Latin & Hellas

In association with the Latin & Hellas website, essays and commentary on general economic issues, globalization, and political economy, with a special focus on Mediterranean Europe and Latin America.

Monday, November 20, 2006

G20 2006 Summit – More Muddling Through

Not exactly the long called-for energy summit leading to a resolution of armed conflict, the G-20 meeting did release a communiqué (http://tinyurl.com/y3my49), one-fourth of which devoted to global energy and minerals markets.

In all fairness, the G-20 is an informal annual meeting of the finance ministers and central bankers of twenty of the world’s key countries – Canada, United States, Mexico, Brazil, Argentina, European Union, Germany, France, Italy, United Kingdom, Russia, Turkey, South Africa, Saudi Arabia, India, Indonesia, Japan, South Korea, China, and Australia – and not of the actual key “business” players around the world’s hot spots with decision-making powers to affect such a resolution.

Instead, we receive some useful information on what to expect on the global economic outlook in general, economic policy, energy policy, immigration policy, and several other issues: in short, more muddling through, onward with economic globalization.

I. Global Outlook

Along with the usual projections on economic growth rates, there are three noteworthy points.

First, finance ministers and central bankers recognize that free trade is still of fundamental importance to economic growth and globalization, protectionism needs to be avoided, and talks to extend trade must be revitalized.

Second, upward pressure on inflation continues and inflation rates in many G-20 countries will remain stable at current levels or increase, implying steady or increasing interest rates going forward.

Third, we can expect further immigration flows from developing countries with young populations to countries of early industrialization with aging populations.

II. Global Energy And Minerals Markets

In short, the path to long-term energy security for this set of policy-makers is to let price signals, i.e. free market forces, and domestic and international competition to determine investment and research in the effort to increase supplies as global demand for energy and minerals commodities is set to increase significantly over the coming decades, driven by a strong world economy, rising incomes, and ongoing industrialization and urbanization in many economies.

In this context, cooperation means domestic policy coordination to favor investment, expanding global trade, and efficient management of both private and state-owned energy production firms.
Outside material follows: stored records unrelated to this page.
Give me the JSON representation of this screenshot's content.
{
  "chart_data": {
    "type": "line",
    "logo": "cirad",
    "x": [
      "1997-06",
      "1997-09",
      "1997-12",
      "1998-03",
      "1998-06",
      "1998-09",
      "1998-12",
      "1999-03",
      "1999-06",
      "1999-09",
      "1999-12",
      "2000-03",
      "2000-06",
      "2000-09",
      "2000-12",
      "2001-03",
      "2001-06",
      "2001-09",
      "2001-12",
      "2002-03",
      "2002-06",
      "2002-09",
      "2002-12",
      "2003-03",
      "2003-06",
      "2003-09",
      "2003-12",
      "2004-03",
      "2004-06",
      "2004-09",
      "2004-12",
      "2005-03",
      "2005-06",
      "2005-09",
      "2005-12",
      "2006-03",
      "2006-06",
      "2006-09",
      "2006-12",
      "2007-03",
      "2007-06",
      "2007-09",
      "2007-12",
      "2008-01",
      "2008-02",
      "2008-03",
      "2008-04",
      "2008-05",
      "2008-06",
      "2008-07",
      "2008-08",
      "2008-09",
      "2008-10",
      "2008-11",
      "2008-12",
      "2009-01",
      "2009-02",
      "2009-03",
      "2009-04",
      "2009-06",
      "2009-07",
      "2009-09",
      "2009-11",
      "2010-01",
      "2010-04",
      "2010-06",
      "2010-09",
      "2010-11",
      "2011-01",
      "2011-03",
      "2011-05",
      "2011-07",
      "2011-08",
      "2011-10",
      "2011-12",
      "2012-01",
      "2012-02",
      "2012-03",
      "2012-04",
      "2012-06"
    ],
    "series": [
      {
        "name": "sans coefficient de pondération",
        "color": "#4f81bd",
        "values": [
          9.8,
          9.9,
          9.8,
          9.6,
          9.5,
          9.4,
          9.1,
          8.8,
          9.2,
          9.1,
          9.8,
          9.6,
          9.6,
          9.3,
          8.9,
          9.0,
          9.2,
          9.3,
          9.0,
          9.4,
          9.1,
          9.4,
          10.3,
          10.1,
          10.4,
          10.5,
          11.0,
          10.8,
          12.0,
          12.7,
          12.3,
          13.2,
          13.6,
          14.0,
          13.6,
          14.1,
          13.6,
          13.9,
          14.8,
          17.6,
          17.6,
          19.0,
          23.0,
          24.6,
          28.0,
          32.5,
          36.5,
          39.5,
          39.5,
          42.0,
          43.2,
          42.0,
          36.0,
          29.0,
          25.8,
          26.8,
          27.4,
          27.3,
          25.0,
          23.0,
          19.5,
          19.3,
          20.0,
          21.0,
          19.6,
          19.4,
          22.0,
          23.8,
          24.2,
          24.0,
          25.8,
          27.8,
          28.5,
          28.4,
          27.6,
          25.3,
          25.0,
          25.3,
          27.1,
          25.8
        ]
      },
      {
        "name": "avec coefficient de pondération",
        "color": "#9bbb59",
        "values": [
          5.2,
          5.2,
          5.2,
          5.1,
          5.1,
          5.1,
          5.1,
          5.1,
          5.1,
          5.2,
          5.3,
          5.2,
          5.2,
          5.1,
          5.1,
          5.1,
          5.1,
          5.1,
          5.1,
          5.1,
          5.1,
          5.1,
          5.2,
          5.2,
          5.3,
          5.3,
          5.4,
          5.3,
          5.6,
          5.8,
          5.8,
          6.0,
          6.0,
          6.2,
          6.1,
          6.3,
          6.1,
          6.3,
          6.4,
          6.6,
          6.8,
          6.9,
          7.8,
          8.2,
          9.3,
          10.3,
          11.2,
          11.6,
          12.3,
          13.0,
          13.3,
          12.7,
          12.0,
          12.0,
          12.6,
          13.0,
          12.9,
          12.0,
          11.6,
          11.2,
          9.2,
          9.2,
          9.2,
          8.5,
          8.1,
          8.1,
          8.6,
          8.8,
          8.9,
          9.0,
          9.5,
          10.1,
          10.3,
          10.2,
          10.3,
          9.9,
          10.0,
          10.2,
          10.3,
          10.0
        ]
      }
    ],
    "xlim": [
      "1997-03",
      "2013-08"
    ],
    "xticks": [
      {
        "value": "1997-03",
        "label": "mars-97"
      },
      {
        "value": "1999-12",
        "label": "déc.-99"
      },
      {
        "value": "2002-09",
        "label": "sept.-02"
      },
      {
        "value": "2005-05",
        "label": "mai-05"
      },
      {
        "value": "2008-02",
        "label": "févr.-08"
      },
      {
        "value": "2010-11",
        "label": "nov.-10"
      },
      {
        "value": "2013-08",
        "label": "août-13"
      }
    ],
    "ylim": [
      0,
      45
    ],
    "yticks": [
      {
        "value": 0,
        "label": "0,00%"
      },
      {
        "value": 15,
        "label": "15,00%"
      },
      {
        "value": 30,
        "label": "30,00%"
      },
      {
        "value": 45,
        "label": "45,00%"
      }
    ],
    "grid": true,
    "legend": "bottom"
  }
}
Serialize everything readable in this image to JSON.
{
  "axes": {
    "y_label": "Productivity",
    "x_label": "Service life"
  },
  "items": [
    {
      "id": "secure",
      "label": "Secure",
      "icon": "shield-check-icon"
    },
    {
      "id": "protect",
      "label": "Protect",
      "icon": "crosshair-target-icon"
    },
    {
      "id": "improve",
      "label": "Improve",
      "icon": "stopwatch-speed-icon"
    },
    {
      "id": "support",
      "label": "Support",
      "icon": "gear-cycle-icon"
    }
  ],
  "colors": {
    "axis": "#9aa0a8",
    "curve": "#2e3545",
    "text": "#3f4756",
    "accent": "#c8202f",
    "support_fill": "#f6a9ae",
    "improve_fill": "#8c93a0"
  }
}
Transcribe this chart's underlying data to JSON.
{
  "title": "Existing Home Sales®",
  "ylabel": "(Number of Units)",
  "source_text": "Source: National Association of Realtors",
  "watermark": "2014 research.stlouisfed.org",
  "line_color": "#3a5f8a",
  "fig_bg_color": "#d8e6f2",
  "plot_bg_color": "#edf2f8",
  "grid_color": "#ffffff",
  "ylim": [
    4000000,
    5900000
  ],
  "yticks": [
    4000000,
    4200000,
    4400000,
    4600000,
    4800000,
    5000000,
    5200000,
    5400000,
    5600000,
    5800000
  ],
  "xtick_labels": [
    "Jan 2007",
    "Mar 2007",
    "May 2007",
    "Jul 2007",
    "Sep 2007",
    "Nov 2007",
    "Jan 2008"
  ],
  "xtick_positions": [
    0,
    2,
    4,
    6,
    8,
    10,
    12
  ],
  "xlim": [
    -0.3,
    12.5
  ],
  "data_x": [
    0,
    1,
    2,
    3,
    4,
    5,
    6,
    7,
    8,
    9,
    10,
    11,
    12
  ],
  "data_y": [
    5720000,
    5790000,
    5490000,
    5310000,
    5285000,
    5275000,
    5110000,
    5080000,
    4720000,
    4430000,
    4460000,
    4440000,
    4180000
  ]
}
Well-functioning markets, they argue, will support investment in new supply, generate efficiency and new technologies, encouraging the use of renewable and alternative energy sources, and allow knowledge and resources to flow.

Two further points to note in this regard: 1) the recent new energy law in the US is a hodgepodge of subsidies for a far-flung array of initiatives; 2) The Economist recently ran a special report (http://tinyurl.com/ydfvjp) on such initiatives and the dubiousness of subsidies to support them: take away the subsidies, and many of these initiatives are simply not viable.

The conclusion is that we are going to muddle along for the foreseeable future with a mix of conventional fossil fuels and investment in increasing their supply, amidst armed conflict or the threat of it in several regions where such supplies are abundant but probably peaking, nuclear, coal, renewable (hydroelectric, solar, wind, waste) and alternative sources, all the while hoping for technological breakthroughs, and that policy-makers are satisfied with that.

III. Demographic Change

In terms of demographic trends, countries of early industrialization and many developing countries are moving in opposite directions, so we can expect current migration trends to continue. In this context, the G-20 recommendation is to focus policy adjustment on financial markets and further aspects of labor mobility.

As mentioned in the previous post, the function of financial markets is to facilitate the movement of goods through space and time, assuming efficient energy, storage, and transportation. This also means, according to the G-20 communiqué, emphasizing to people, especially in the early industrialized countries, the need to be aware of their retirement income needs and that international policy and financial flows with respect to migrant labor remittances, pension payments, and healthcare payments must be flexible, low-cost, and efficient.

In conclusion, do not expect the new US Congress to pass a strict new immigration law, if any. Do expect a continuation of the shift in the burden of pension and health expenses from US corporations to individuals privately. At the same time, also expect inflation to continue to devalue government pension payments and healthcare payments, accompanied by a general lower quality of healthcare in both the US and Europe, on the one hand, while the citizens of developing countries start to receive some kind of pension and healthcare benefits from their governments: in short, the two sides are slowly converging towards a mediocre middle somewhere; there are simply not enough resources to go around to provide everyone with a top quality education, healthcare, and pension.

IV. Several Other Issues

The communiqué also had sections on reforming the IMF and the World Bank, advancing growth-oriented domestic economic reform within member countries, aid commitments and effectiveness, exchange of tax information, sovereign borrower/private-sector relations, and money laundering and terrorist and illicit financing. Of these, probably the most important are the exchange of tax information and money laundering and terrorist and illicit financing, for various reasons.